I checked my emails and calendar. The meeting had not been cancelled for me.
“It’s not you,” I typed the assurance. “It’s me.”
This wasn’t my first lay-off. I knew the trademark covert moves and deceptions of a corporate lay-off. I knew the averted eyes and nervous try-to-act-normal moves. My time was up. She would be taking on my projects.
As I sat in the office with the Executive Director and a VP from corporate headquarters, I didn’t really hear the spiel. My boss was fidgeting and afraid, uncomfortable with this assignment and clearly quoting a script rather than speaking from the heart. The VP was decisive and arrogant, ready to battle any argument or negative emotions with the weapons of corporate cliche. I was just going through the motions.
I’d spent three years in a position supporting the company’s largest account, creating regular cash flow through operating projects and huge revenue from large capital projects with very little support from the organization. I’d had to think outside of the box, create alliances, tap unknown resources and generally problem solve in the most creative way possible just to get the job done. There was never a thank you or a hand offered to help, there was never any training or supports offered that would actually benefit this account. All attention was based on their future direction without any concern for maintaining the account that would support building this new ideology. It was always a battle. I had been miserable for quite some time.
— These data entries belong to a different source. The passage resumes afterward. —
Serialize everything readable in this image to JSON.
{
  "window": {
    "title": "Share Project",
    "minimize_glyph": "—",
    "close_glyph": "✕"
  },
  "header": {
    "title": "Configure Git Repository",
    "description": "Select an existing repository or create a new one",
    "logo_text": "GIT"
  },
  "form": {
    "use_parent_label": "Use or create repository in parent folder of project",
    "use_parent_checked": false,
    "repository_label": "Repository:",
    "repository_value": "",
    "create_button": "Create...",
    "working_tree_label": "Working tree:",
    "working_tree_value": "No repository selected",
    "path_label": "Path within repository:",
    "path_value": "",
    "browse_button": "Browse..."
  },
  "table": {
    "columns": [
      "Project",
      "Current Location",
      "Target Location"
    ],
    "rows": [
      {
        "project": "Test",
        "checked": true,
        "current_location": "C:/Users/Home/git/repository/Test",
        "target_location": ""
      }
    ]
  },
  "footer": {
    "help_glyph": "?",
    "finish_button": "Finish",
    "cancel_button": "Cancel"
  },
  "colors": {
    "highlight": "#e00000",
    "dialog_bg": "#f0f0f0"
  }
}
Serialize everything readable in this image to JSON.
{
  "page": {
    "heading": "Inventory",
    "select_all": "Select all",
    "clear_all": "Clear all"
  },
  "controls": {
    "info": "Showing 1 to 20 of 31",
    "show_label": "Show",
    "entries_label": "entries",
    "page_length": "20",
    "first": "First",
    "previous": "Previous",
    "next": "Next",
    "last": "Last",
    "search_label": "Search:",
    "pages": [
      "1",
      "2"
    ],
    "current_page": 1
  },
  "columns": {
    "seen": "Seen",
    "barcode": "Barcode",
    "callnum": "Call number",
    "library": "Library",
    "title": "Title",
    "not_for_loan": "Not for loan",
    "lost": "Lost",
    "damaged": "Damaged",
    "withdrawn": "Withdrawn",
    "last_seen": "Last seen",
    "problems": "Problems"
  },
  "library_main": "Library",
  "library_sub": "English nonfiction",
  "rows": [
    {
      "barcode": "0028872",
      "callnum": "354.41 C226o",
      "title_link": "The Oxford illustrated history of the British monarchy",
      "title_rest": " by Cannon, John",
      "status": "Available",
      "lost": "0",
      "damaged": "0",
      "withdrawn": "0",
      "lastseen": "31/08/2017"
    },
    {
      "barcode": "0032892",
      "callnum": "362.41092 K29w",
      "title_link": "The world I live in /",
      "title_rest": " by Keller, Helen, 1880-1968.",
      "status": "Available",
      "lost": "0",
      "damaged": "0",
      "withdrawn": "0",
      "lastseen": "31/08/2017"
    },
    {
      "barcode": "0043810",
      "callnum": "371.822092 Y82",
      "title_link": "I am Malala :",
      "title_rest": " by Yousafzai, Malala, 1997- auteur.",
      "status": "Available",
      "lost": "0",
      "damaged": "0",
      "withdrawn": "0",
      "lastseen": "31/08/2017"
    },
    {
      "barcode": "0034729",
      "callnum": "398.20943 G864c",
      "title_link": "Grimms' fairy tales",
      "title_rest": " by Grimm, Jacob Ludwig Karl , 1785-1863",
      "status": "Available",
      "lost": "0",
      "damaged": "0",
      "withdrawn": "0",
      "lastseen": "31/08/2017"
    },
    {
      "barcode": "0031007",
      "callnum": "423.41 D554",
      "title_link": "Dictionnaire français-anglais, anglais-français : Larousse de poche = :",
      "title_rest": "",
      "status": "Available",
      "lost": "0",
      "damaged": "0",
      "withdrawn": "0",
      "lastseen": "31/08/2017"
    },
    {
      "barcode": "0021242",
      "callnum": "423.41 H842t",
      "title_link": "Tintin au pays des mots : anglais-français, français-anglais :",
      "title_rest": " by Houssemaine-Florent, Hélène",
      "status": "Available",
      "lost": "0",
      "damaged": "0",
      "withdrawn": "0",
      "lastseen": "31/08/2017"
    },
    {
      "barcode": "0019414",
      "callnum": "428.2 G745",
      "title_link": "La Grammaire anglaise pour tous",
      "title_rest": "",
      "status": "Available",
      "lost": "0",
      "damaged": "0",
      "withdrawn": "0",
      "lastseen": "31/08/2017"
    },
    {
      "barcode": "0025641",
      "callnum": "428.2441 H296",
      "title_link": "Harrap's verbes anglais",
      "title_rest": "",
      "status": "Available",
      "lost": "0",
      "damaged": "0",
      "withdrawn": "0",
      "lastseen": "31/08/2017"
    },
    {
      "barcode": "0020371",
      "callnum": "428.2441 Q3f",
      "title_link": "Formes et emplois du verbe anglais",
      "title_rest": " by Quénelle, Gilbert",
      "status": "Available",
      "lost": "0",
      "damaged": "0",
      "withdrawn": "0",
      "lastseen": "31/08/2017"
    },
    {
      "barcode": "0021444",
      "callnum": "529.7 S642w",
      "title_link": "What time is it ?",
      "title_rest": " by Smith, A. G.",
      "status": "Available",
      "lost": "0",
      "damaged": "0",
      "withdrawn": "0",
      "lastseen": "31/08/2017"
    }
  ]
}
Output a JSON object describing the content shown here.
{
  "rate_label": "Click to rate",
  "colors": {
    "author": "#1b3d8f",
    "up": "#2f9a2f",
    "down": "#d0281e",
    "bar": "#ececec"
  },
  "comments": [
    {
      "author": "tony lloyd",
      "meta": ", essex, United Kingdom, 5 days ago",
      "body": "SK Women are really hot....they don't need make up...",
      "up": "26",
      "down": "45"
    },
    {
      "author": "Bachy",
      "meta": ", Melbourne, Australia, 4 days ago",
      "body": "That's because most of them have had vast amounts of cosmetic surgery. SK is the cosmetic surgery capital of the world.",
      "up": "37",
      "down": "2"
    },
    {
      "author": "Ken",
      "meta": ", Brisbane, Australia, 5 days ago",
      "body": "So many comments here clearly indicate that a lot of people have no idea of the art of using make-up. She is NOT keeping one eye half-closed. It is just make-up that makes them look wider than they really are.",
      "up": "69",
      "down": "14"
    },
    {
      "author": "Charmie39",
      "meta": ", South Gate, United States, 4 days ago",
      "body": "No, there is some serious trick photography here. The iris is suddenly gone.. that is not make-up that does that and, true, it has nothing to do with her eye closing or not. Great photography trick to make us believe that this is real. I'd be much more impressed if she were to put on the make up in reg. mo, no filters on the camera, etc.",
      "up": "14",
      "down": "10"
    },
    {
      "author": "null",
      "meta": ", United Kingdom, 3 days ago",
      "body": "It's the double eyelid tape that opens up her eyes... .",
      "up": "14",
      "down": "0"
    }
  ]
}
“Good luck with your future,” I told them. Of course I didn’t have any questions. I knew the deal. And why argue? They’d made their decision. Why fight it? Nothing would change their minds and they were following the letter of the law. Why even question their logic and decision? Anyone can be replaced and very likely will be at some point in life. You can be the hardest working, most dedicated employee, but when it comes to financial decisions, corporate loyalties side with the numbers over individuals.
April 14, 2011.
I handed in my equipment, packed my things and left the office that day with a mixture of relief and fear, knowing with a disturbing certainty this was going to be a difficult time, but feeling there was an inevitability to it all. The economy was terrible and finding a job would not be easy; middle managers & directors were lined up at unemployment offices everywhere. I understood on a personal level the mental and emotional challenges of being unemployed. I had first hand experience with the prejudice and discrimination I would face. Being trapped in the laid-off vortex that was the aftermath of 9/11 had opened my eyes to some harsh realities. As I drove away, I sensed my course had just been altered far beyond the obvious job change.
That same afternoon we discovered my Mother had obtained the MRSA infection from a standard knee replacement surgery. I would spend the next thirteen months as her caregiver, watching an infection slowly destroy her body, but never her spirit.
Being stripped of security and shoved into the abyss of uncertainty is more than frightening. It’s life altering. Being placed on an epic path of insidious disease and loss is terrifying. It’s life transforming.
I will never regret those final thirteen months I spent with my Mother. She was my best friend. She was my hero. But it was more than just time: time to love, time to learn…time to say goodbye. It was an epic journey of courage and faith, proof of the enduring strength of the human spirit and the undeniable truth of unfailing love.
Almost two years after my mother’s death, I have still not returned to the career that once had a part in defining me. Do I miss the money? Yes. Do I miss the security of a regular paycheck? A resounding yes. Do I have regrets? Of course, but none of them involve working harder or smarter in the climb to the top of the corporate ladder. I don’t miss that at all.
I have downsized my life. I have taken on a roommate; I live in a smaller space, buy less stuff, eat less fancy, and enjoy fewer perks/amenities. I work with a non-profit that serves patients and caregivers, and take on odd jobs to supplement that income. But I have time. Time to paint, and draw, and write. Time to talk with the brokenhearted over coffee, or take a spontaneous road trip to help a friend. I have time to volunteer, time to help the needy. I have time to nurture patience and perform acts of kindness. I have time to love.
The day I lost my job – and the sense of security we all seek and desire – was the day I found time. With time, I find a better life. With time, I find purpose. With time, I find the real me.
Has anything bad ever happened to you that turned out to be for the best?